Вся Ваша повесть — это та долгожданная правда, без которой не может литература наша двигаться вперёд. Все, кто умолчат об этом, исказят правду эту — подлецы. <…>
В 1958 году (!) в Боткинской больнице у меня заполняли историю болезни, как вели протокол допроса на следствии. И полпалаты гудело: «Не может быть, что́ он врёт, что он такое говорит!» И врачиха сказала: «В таких случаях ведь сильно преувеличивают, не правда ли?» И похлопала меня по плечу. И меня выписали.

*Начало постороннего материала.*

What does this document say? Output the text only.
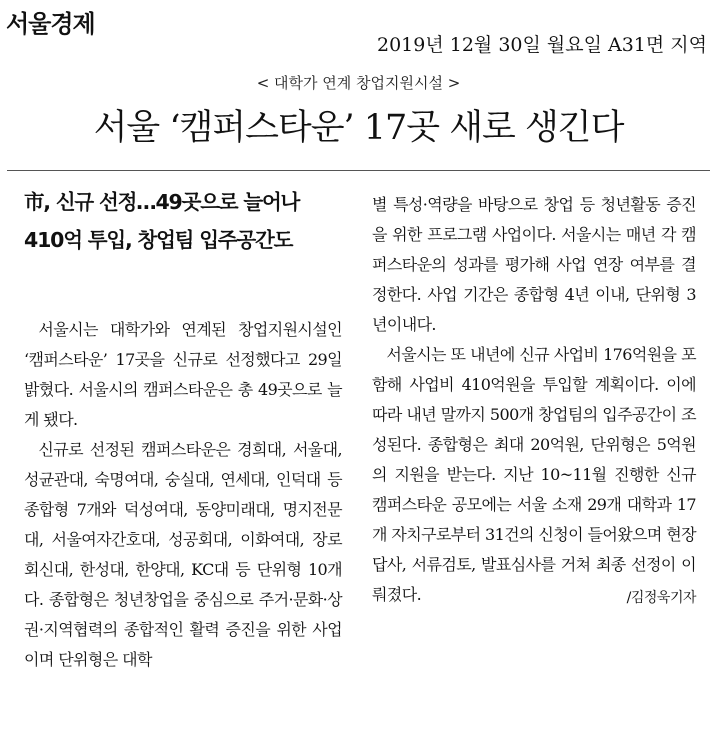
서울경제
2019년 12월 30일 월요일 A31면 지역
< 대학가 연계 창업지원시설 >
서울 ‘캠퍼스타운’ 17곳 새로 생긴다
市, 신규 선정…49곳으로 늘어나
410억 투입, 창업팀 입주공간도

서울시는 대학가와 연계된 창업지원시설인 ‘캠퍼스타운’ 17곳을 신규로 선정했다고 29일 밝혔다. 서울시의 캠퍼스타운은 총 49곳으로 늘게 됐다.

신규로 선정된 캠퍼스타운은 경희대, 서울대, 성균관대, 숙명여대, 숭실대, 연세대, 인덕대 등 종합형 7개와 덕성여대, 동양미래대, 명지전문대, 서울여자간호대, 성공회대, 이화여대, 장로회신대, 한성대, 한양대, KC대 등 단위형 10개다. 종합형은 청년창업을 중심으로 주거·문화·상권·지역협력의 종합적인 활력 증진을 위한 사업이며 단위형은 대학

별 특성·역량을 바탕으로 창업 등 청년활동 증진을 위한 프로그램 사업이다. 서울시는 매년 각 캠퍼스타운의 성과를 평가해 사업 연장 여부를 결정한다. 사업 기간은 종합형 4년 이내, 단위형 3년이내다.

서울시는 또 내년에 신규 사업비 176억원을 포함해 사업비 410억원을 투입할 계획이다. 이에 따라 내년 말까지 500개 창업팀의 입주공간이 조성된다. 종합형은 최대 20억원, 단위형은 5억원의 지원을 받는다. 지난 10~11월 진행한 신규 캠퍼스타운 공모에는 서울 소재 29개 대학과 17개 자치구로부터 31건의 신청이 들어왔으며 현장답사, 서류검토, 발표심사를 거쳐 최종 선정이 이뤄졌다.	/김정욱기자
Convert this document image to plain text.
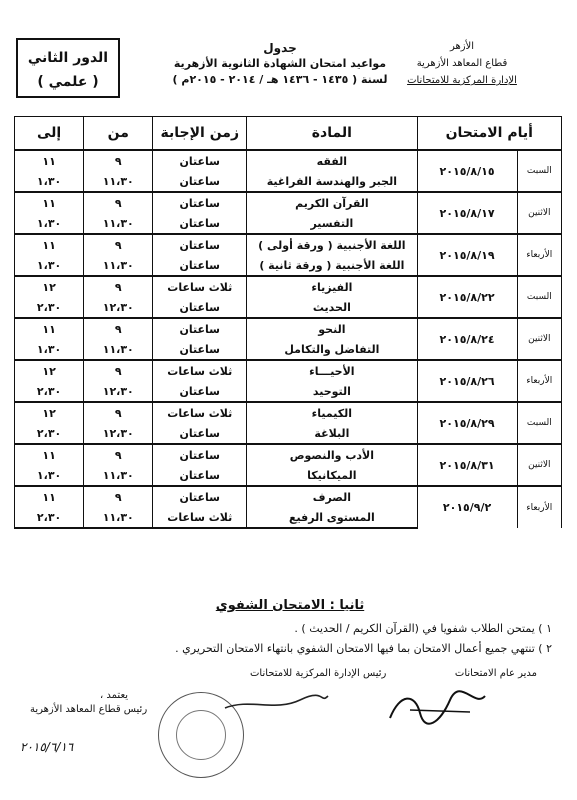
الأزهر
قطاع المعاهد الأزهرية
الإدارة المركزية للامتحانات
جدول
مواعيد امتحان الشهادة الثانوية الأزهرية
لسنة ( ١٤٣٥ - ١٤٣٦ هـ / ٢٠١٤ - ٢٠١٥م )
الدور الثاني
( علمي )
أيام الامتحان		المادة	زمن الإجابة	من	إلى
السبت	٢٠١٥/٨/١٥	الفقه	ساعتان	٩	١١
		الجبر والهندسة الفراغية	ساعتان	١١،٣٠	١،٣٠
الاثنين	٢٠١٥/٨/١٧	القرآن الكريم	ساعتان	٩	١١
		التفسير	ساعتان	١١،٣٠	١،٣٠
الأربعاء	٢٠١٥/٨/١٩	اللغة الأجنبية ( ورقة أولى )	ساعتان	٩	١١
		اللغة الأجنبية ( ورقة ثانية )	ساعتان	١١،٣٠	١،٣٠
السبت	٢٠١٥/٨/٢٢	الفيزياء	ثلاث ساعات	٩	١٢
		الحديث	ساعتان	١٢،٣٠	٢،٣٠
الاثنين	٢٠١٥/٨/٢٤	النحو	ساعتان	٩	١١
		التفاضل والتكامل	ساعتان	١١،٣٠	١،٣٠
الأربعاء	٢٠١٥/٨/٢٦	الأحيـــاء	ثلاث ساعات	٩	١٢
		التوحيد	ساعتان	١٢،٣٠	٢،٣٠
السبت	٢٠١٥/٨/٢٩	الكيمياء	ثلاث ساعات	٩	١٢
		البلاغة	ساعتان	١٢،٣٠	٢،٣٠
الاثنين	٢٠١٥/٨/٣١	الأدب والنصوص	ساعتان	٩	١١
		الميكانيكا	ساعتان	١١،٣٠	١،٣٠
الأربعاء	٢٠١٥/٩/٢	الصرف	ساعتان	٩	١١
		المستوى الرفيع	ثلاث ساعات	١١،٣٠	٢،٣٠
ثانيا : الامتحان الشفوي
١ ) يمتحن الطلاب شفويا في (القرآن الكريم / الحديث ) .
٢ ) تنتهي جميع أعمال الامتحان بما فيها الامتحان الشفوي بانتهاء الامتحان التحريري .
مدير عام الامتحانات
رئيس الإدارة المركزية للامتحانات
يعتمد ،
رئيس قطاع المعاهد الأزهرية
٢٠١٥/٦/١٦
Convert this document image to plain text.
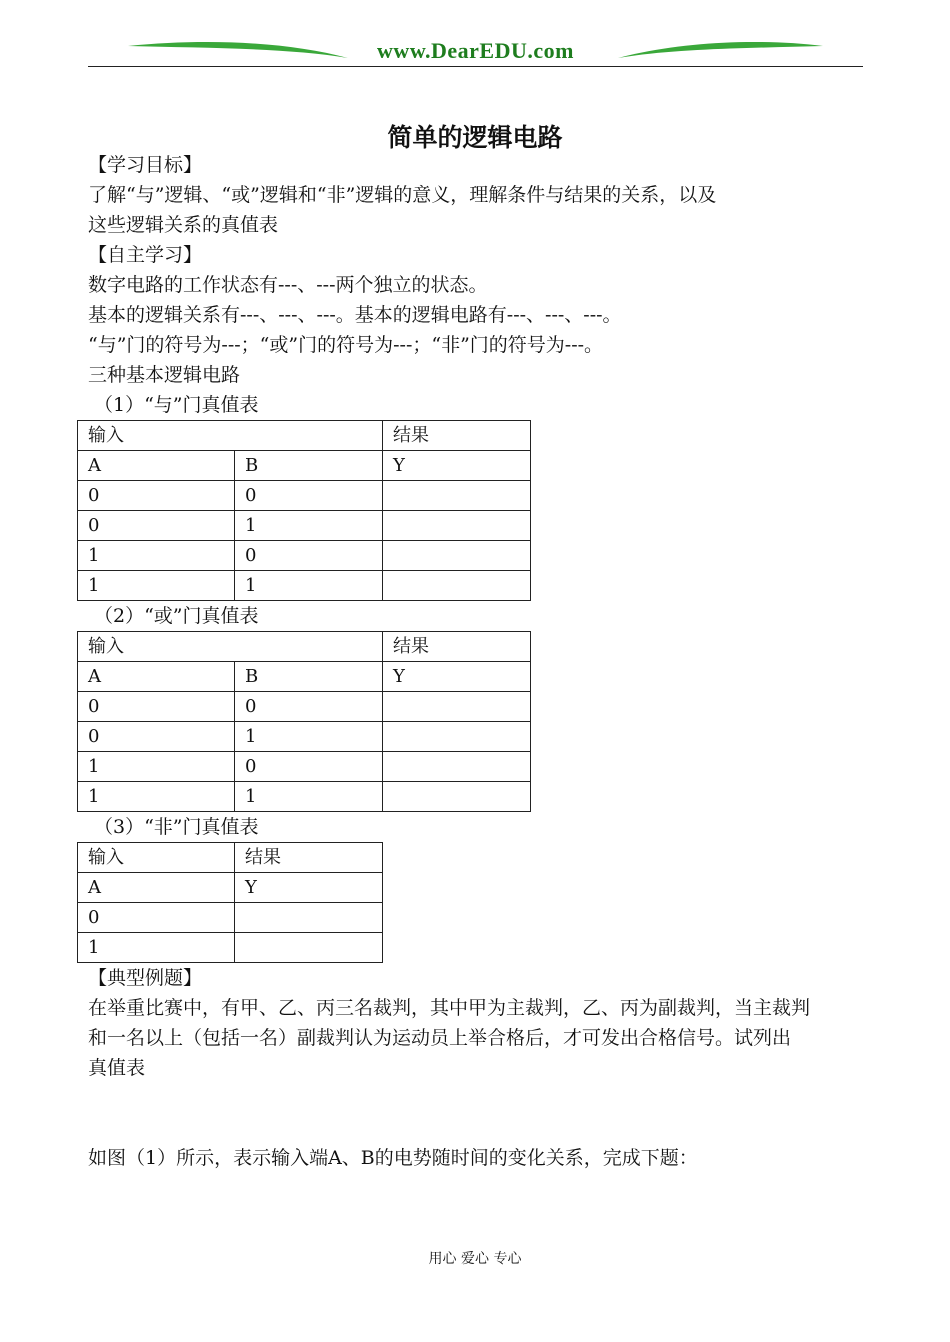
www.DearEDU.com
简单的逻辑电路

【学习目标】

了解“与”逻辑、“或”逻辑和“非”逻辑的意义，理解条件与结果的关系，以及

这些逻辑关系的真值表

【自主学习】

数字电路的工作状态有---、---两个独立的状态。

基本的逻辑关系有---、---、---。基本的逻辑电路有---、---、---。

“与”门的符号为---；“或”门的符号为---；“非”门的符号为---。

三种基本逻辑电路

（1）“与”门真值表

输入		结果
A	B	Y
0	0	
0	1	
1	0	
1	1	

（2）“或”门真值表

输入		结果
A	B	Y
0	0	
0	1	
1	0	
1	1	

（3）“非”门真值表

输入	结果
A	Y
0	
1	

【典型例题】

在举重比赛中，有甲、乙、丙三名裁判，其中甲为主裁判，乙、丙为副裁判，当主裁判

和一名以上（包括一名）副裁判认为运动员上举合格后，才可发出合格信号。试列出

真值表

如图（1）所示，表示输入端A、B的电势随时间的变化关系，完成下题：

用心 爱心 专心
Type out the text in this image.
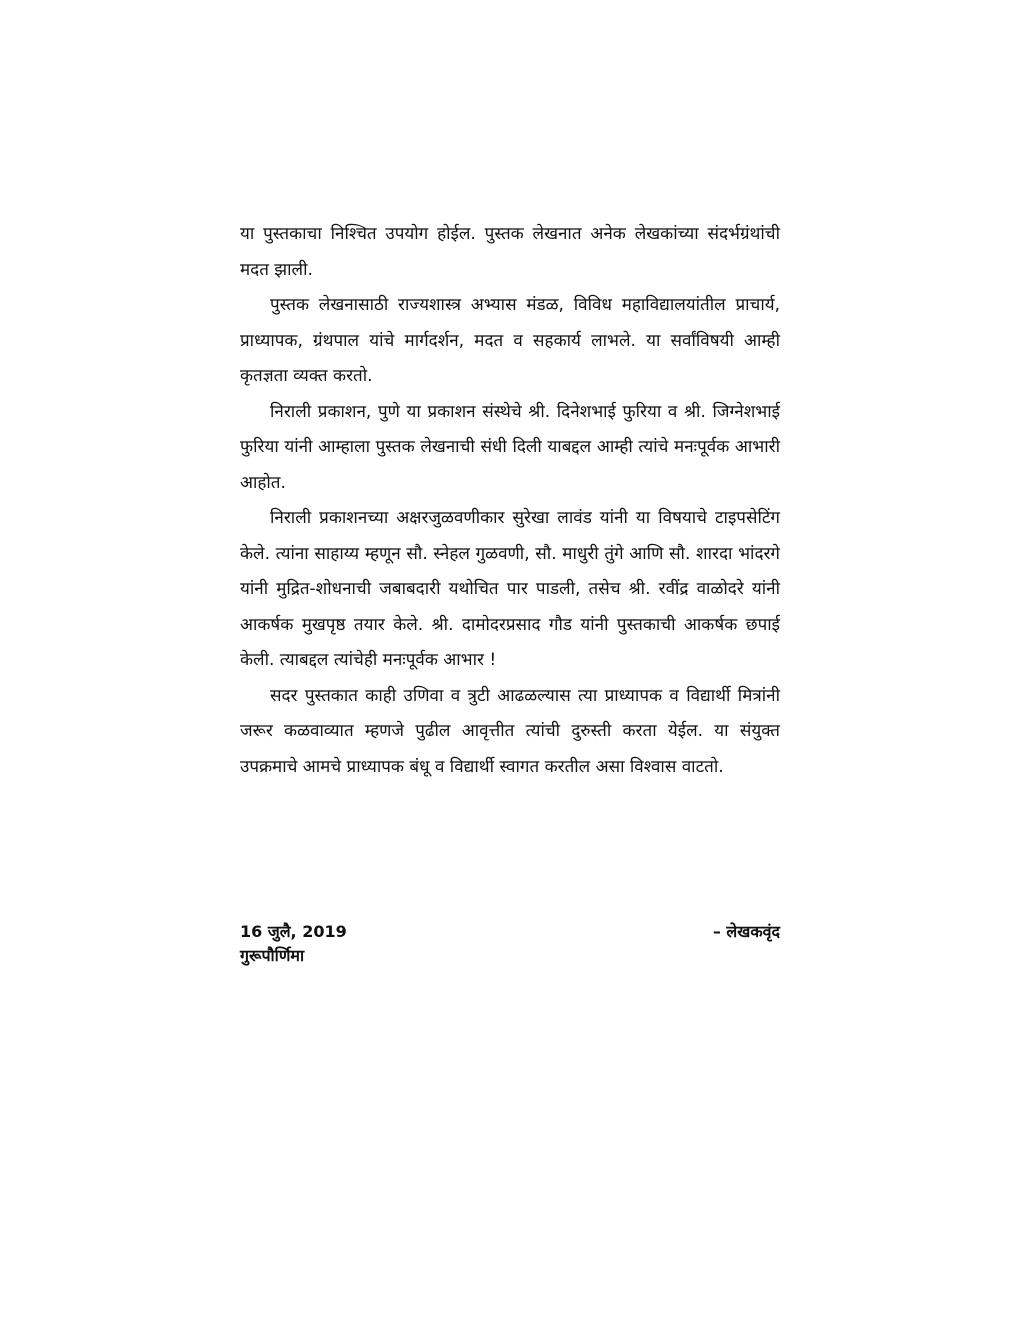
या पुस्तकाचा निश्चित उपयोग होईल. पुस्तक लेखनात अनेक लेखकांच्या संदर्भग्रंथांची मदत झाली.

पुस्तक लेखनासाठी राज्यशास्त्र अभ्यास मंडळ, विविध महाविद्यालयांतील प्राचार्य, प्राध्यापक, ग्रंथपाल यांचे मार्गदर्शन, मदत व सहकार्य लाभले. या सर्वांविषयी आम्ही कृतज्ञता व्यक्त करतो.

निराली प्रकाशन, पुणे या प्रकाशन संस्थेचे श्री. दिनेशभाई फुरिया व श्री. जिग्नेशभाई फुरिया यांनी आम्हाला पुस्तक लेखनाची संधी दिली याबद्दल आम्ही त्यांचे मनःपूर्वक आभारी आहोत.

निराली प्रकाशनच्या अक्षरजुळवणीकार सुरेखा लावंड यांनी या विषयाचे टाइपसेटिंग केले. त्यांना साहाय्य म्हणून सौ. स्नेहल गुळवणी, सौ. माधुरी तुंगे आणि सौ. शारदा भांदरगे यांनी मुद्रित-शोधनाची जबाबदारी यथोचित पार पाडली, तसेच श्री. रवींद्र वाळोदरे यांनी आकर्षक मुखपृष्ठ तयार केले. श्री. दामोदरप्रसाद गौड यांनी पुस्तकाची आकर्षक छपाई केली. त्याबद्दल त्यांचेही मनःपूर्वक आभार !

सदर पुस्तकात काही उणिवा व त्रुटी आढळल्यास त्या प्राध्यापक व विद्यार्थी मित्रांनी जरूर कळवाव्यात म्हणजे पुढील आवृत्तीत त्यांची दुरुस्ती करता येईल. या संयुक्त उपक्रमाचे आमचे प्राध्यापक बंधू व विद्यार्थी स्वागत करतील असा विश्वास वाटतो.

16 जुलै, 2019	– लेखकवृंद
गुरूपौर्णिमा
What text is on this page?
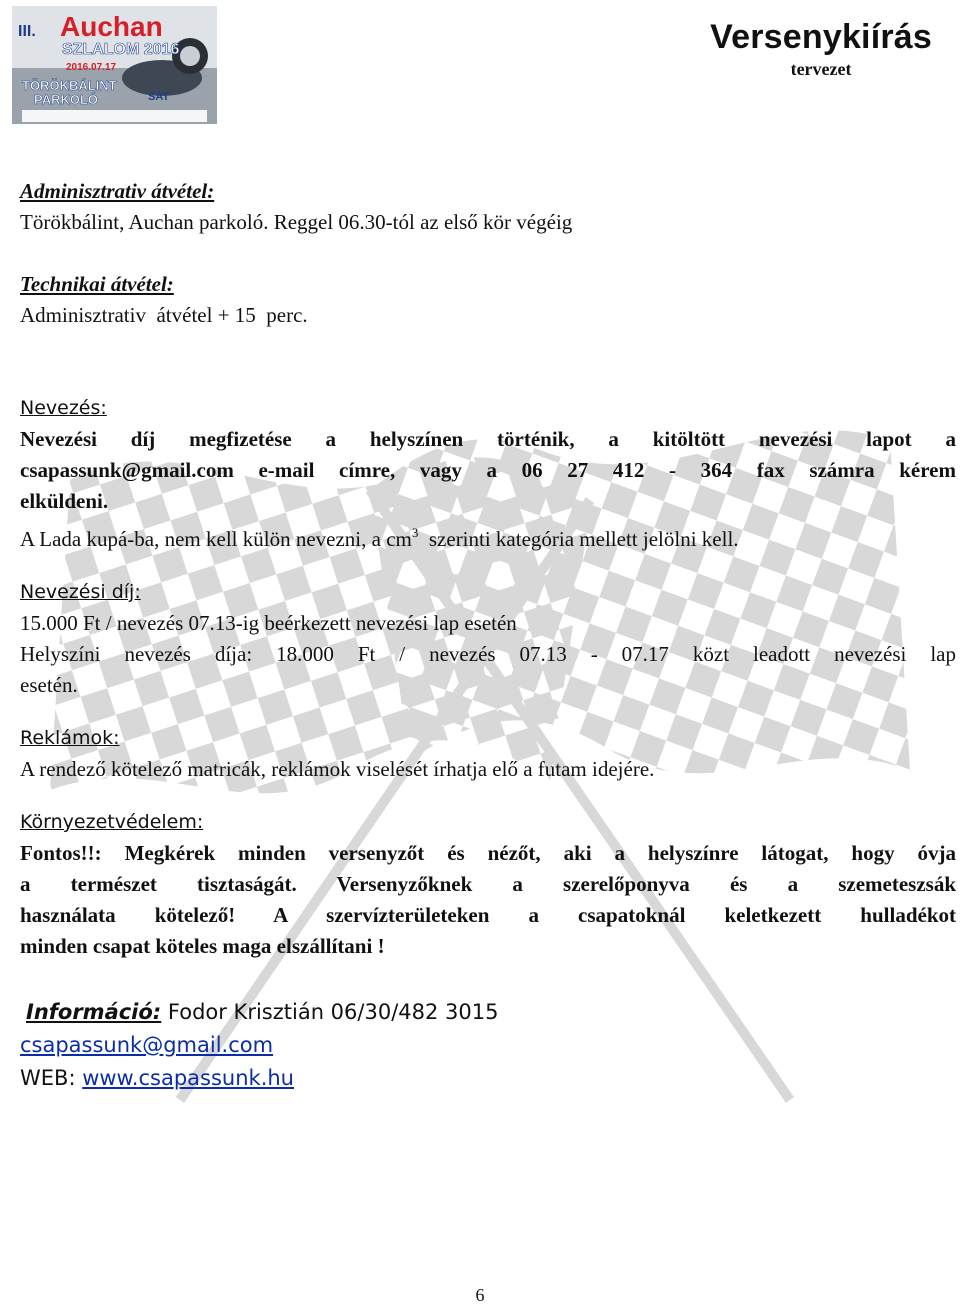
III. Auchan
SZLALOM 2016
2016.07.17
TÖRÖKBÁLINT
PARKOLÓ	SAT
Versenykiírás
tervezet
Adminisztrativ átvétel:
Törökbálint, Auchan parkoló. Reggel 06.30-tól az első kör végéig
Technikai átvétel:
Adminisztrativ  átvétel + 15  perc.
Nevezés:
Nevezési díj megfizetése a helyszínen történik, a kitöltött nevezési lapot a
csapassunk@gmail.com e-mail címre, vagy a 06 27 412 - 364 fax számra kérem
elküldeni.
A Lada kupá-ba, nem kell külön nevezni, a $cm^3$  szerinti kategória mellett jelölni kell.
Nevezési díj:
15.000 Ft / nevezés 07.13-ig beérkezett nevezési lap esetén
Helyszíni nevezés díja: 18.000 Ft / nevezés 07.13 - 07.17 közt leadott nevezési lap
esetén.
Reklámok:
A rendező kötelező matricák, reklámok viselését írhatja elő a futam idejére.
Környezetvédelem:
Fontos!!: Megkérek minden versenyzőt és nézőt, aki a helyszínre látogat, hogy óvja
a természet tisztaságát. Versenyzőknek a szerelőponyva és a szemeteszsák
használata kötelező! A szervízterületeken a csapatoknál keletkezett hulladékot
minden csapat köteles maga elszállítani !
Információ: Fodor Krisztián 06/30/482 3015
csapassunk@gmail.com
WEB: www.csapassunk.hu
6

И только вмешательство редакции заставило начальника больницы перевести меня в другое отделение, где я и получил инвалидность.
Вот поэтому-то Ваша книга и имеет важность, не сравнимую ни с чем — ни с докладами, ни с письмами.

  •  

Со своей стороны я давно решил, что всю мою оставшуюся жизнь я посвящу именно этой правде. Я написал тысячу стихотворений, сто рассказов, с трудом опубликовал за шесть лет один сборник стихов-калек, стихов-инвалидов, где каждое стихотворение урезано, изуродовано.
Слова мои в нашем разговоре о ледоколе и маятнике[1] не были случайными словами. Сопротивление правде очень велико. А людям ведь не нужны ни ледоколы, ни маятники. Им нужна свободная вода, где не нужно никаких ледоколов.

Примечания

править
  1. В разговоре с Солженицыным при первой встрече в редакции журнала «Новый мир». Будет ли повесть началом разговора в СССР о лагере («ледоколом») или — его концом («крайним положением маятника»). — Прим. И. П. Сиротинской.